Group calls for ban on night flights at West Sussex airport after government launches consultation
Campaigners have branded the consultation a 'missed opportunity'
Campaigners have branded a government consultation a 'missed opportunity', but it is not stopping a group from calling for a ban on night flights at a West Sussex airport.
The Department for Transport's consultation, which launched on Wednesday (2 December), proposes maintaining the existing night flight restrictions for Gatwick Airport, as well as Heathrow and Stansted, from 2022 to 2024, and banning QC4 rated aircraft movements between 11.30pm to 6am.
It is also seeking views on future night flight policy beyond 2024.

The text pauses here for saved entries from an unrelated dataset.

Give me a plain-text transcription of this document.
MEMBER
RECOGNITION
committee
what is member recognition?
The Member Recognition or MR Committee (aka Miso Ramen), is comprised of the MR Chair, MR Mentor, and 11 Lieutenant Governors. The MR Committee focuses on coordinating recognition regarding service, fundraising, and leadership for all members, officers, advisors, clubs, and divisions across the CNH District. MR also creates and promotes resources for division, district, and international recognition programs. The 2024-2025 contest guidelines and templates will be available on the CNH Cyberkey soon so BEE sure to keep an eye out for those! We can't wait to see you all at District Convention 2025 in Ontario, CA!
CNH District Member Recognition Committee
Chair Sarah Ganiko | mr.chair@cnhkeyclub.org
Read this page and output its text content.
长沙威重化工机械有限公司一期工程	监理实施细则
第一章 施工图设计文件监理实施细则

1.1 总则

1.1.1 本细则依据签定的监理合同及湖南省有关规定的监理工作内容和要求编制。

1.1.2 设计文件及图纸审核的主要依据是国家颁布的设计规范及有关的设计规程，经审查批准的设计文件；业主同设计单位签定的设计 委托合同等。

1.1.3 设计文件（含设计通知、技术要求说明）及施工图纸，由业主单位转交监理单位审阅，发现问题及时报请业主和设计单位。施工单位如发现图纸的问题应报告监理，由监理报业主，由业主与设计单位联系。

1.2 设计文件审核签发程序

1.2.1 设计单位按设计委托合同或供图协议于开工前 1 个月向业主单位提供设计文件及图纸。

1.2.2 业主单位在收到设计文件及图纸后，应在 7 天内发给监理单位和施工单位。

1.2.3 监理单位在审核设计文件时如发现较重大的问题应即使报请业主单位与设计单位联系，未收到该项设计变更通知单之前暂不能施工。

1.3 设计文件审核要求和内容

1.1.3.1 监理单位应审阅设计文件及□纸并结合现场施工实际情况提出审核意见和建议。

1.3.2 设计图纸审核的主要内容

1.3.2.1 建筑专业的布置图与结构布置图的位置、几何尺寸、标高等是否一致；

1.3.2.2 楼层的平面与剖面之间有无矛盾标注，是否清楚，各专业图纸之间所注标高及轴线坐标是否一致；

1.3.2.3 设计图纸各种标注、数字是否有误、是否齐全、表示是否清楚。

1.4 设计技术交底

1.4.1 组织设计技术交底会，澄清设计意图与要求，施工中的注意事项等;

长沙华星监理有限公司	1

But, aviation community and environment group, Communities Against Gatwick Noise and Emissions (CAGNE) has said they are "very disappointed that the Government is just tinkering at the edges".
A statement from the group continued:
"Post-Covid and leaving the EU is the perfect opportunity to put health concerns, backed up by medical research, before commercial gains of airports and airlines.
"This was the chance to take a good, hard look at the facts relating to the impact night flights have on communities, nature and the environment.
"CAGNE conducted two surveys during September and October and communities were unanimous in seeking a ban on night flights.
"This has been a missed opportunity but that will not stop us campaigning for a ban on night flights at Gatwick that has some of the highest figures with 11,200 flown during the summer and 3,250 during the winter."
Campaigners up and down the country have branded the consultation a 'missed opportunity'.
But, they are banding together to call for a fundamental review of night flights.
Last month, representatives of nearly twenty community and environmental organisations wrote to the Aviation Minister, Robert Courts, asking for a ban on night flights.